This is the AI efficiency myth in action: the belief that AI will save us time. That it’s quicker. That it scales content seamlessly. But speed isn’t the same as value. And AI often isn’t even that fast - it just moves the friction into prompt engineering, rewriting, revision, confusion loops and deep cleans. It looks fast if you skip over that messy middle. But that middle is where meaning and quality live. The work is still there. It’s just different.
And yes - AI can be faster. It can accelerate drafts, surface ideas, and automate repeatable tasks. But that doesn’t mean it’s effortless. Where writing once meant staring into space, hunting for quotes, and willing a structure into existence - now, AI lets you do all of that at once. Ideas, references, and rough shapes appear in seconds. But what that saves in the front end, it demands back in the edit. You still have to interrogate every output. Check every fact. Weigh every phrase. If anything, the pressure to verify, refine, and take responsibility is even greater.
And yes, the traditional content process is slow. Meetings. Briefs. Approvals. Versions called “final.final_v9.” But the answer isn’t to replace all of that with something automated — it’s to reintroduce care at speed. That’s the real opportunity.
When we use AI to think, not just type, we do something radical: we keep quality at scale. We protect tone and truth while increasing reach. We move fast - but stay thoughtful.

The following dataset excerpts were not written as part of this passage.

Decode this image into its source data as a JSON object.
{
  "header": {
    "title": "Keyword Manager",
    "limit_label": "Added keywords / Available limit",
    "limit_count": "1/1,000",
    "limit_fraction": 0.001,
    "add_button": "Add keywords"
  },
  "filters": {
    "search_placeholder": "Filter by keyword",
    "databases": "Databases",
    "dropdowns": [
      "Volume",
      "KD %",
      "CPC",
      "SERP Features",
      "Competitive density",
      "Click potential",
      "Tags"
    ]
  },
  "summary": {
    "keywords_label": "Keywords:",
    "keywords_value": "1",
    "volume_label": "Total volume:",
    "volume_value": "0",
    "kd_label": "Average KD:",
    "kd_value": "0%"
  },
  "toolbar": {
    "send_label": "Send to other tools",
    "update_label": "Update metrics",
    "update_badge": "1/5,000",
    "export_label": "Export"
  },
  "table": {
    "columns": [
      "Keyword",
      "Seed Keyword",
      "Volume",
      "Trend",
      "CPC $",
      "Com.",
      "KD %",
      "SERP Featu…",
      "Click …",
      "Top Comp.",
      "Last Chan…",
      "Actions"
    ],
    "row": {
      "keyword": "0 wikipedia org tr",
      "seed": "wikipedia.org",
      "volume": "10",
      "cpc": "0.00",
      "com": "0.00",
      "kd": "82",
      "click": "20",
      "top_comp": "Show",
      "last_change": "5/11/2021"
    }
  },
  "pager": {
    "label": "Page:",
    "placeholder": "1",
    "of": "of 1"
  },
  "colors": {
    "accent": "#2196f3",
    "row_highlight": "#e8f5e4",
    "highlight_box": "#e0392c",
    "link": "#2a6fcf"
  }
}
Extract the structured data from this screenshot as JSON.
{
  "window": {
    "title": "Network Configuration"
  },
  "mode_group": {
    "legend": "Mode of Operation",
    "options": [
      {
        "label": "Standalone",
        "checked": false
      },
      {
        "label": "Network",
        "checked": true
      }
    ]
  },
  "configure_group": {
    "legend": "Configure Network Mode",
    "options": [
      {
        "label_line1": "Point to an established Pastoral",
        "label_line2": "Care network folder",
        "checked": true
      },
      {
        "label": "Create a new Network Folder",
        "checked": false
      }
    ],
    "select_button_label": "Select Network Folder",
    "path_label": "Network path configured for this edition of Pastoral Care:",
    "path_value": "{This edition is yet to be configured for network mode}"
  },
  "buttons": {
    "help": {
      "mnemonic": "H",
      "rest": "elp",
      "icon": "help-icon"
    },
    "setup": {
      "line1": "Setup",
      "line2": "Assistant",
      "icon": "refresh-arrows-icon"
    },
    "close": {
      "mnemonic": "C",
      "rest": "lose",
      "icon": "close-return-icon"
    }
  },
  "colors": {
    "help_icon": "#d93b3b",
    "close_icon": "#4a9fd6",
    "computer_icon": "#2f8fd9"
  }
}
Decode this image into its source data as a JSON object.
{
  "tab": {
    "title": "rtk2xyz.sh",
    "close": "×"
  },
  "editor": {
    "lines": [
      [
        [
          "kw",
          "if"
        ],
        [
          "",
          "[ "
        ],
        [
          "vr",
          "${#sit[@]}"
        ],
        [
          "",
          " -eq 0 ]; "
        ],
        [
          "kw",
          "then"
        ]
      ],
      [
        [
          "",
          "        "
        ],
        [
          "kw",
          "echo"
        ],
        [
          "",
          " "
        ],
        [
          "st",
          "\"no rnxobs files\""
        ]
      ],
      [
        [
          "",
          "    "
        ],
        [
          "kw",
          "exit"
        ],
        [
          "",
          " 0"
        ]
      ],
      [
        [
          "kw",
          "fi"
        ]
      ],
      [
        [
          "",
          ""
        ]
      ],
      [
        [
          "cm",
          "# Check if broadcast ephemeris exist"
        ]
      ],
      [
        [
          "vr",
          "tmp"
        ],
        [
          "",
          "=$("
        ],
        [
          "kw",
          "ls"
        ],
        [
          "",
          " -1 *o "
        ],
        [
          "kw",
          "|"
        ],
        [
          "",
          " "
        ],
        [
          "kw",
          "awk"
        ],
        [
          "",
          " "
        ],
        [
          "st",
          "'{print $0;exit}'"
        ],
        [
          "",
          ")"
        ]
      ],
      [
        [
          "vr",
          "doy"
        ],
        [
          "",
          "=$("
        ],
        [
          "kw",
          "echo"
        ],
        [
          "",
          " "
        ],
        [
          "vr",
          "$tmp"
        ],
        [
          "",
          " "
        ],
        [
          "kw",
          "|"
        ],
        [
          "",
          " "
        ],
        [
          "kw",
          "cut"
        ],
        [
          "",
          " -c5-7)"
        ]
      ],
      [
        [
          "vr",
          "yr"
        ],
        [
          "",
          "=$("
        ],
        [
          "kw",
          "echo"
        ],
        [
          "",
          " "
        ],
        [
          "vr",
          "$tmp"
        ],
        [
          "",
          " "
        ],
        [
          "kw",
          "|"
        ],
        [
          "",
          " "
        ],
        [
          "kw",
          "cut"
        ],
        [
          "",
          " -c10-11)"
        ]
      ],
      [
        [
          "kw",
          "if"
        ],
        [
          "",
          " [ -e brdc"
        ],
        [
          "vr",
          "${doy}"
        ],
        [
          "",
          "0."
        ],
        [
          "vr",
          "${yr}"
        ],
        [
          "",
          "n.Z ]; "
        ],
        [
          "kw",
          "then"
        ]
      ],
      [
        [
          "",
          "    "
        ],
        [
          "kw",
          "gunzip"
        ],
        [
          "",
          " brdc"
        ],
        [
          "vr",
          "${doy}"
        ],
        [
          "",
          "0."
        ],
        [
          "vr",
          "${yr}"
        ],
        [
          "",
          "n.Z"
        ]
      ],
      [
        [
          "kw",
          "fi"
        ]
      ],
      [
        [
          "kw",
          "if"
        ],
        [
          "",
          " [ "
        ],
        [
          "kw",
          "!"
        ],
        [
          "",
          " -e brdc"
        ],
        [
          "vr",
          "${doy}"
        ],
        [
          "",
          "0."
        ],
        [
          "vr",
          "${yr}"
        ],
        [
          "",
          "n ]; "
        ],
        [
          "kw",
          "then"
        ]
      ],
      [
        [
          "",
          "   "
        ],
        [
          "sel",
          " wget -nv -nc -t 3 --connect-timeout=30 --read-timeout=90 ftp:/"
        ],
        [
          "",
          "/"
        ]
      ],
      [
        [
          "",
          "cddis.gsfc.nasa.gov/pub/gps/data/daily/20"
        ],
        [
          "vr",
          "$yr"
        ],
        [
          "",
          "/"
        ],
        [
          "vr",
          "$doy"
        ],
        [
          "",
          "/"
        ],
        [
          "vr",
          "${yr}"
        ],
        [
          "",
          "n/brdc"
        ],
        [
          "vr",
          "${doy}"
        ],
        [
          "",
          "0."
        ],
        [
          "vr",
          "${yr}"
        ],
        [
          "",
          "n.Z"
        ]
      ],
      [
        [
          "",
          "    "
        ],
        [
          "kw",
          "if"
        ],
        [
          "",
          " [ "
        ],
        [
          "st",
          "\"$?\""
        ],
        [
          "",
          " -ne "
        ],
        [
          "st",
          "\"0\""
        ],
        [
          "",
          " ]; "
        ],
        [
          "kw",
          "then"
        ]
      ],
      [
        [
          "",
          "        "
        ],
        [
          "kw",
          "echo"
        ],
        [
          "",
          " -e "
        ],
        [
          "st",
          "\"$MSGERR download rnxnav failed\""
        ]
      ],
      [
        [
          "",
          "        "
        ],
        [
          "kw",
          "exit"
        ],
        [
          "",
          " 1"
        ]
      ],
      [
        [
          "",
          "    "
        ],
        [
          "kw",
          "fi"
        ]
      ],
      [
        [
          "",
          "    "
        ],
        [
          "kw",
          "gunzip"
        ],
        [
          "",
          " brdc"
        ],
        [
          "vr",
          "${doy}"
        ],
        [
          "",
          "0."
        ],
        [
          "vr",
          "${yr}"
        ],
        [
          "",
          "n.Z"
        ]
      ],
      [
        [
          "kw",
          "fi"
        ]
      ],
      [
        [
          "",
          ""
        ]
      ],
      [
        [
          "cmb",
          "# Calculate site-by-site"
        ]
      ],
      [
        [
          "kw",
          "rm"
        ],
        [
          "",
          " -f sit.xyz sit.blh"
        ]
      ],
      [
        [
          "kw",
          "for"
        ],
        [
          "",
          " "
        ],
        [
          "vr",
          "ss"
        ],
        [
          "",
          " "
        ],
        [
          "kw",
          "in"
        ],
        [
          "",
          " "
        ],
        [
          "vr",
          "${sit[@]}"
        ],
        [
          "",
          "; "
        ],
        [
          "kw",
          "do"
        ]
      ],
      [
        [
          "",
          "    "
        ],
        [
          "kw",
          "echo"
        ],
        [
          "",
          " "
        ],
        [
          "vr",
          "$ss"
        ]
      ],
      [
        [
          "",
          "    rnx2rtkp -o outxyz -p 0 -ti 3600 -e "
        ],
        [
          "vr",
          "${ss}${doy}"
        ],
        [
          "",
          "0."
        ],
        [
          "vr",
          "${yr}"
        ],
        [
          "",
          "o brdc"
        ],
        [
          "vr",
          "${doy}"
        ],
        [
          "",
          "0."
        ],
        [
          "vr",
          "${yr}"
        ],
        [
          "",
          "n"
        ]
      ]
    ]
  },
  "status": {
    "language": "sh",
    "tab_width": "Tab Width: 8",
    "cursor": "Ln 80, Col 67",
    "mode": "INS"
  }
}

Because to write with AI, you still have to read - all the outputs, all the variations, all the rewrites. You need editorial judgment. You need to focus on what matters: the lock, not the dogs.
That’s why this blog, like the last, isn’t AI-generated. It’s AI-assisted. And it’s better for it. Not just because it’s slower - but because it’s smarter. As researchers have noted:
“AI will be more effective if it augments (rather than replaces) human managers.”
It’s not a replacement for thinking. It’s a companion to it.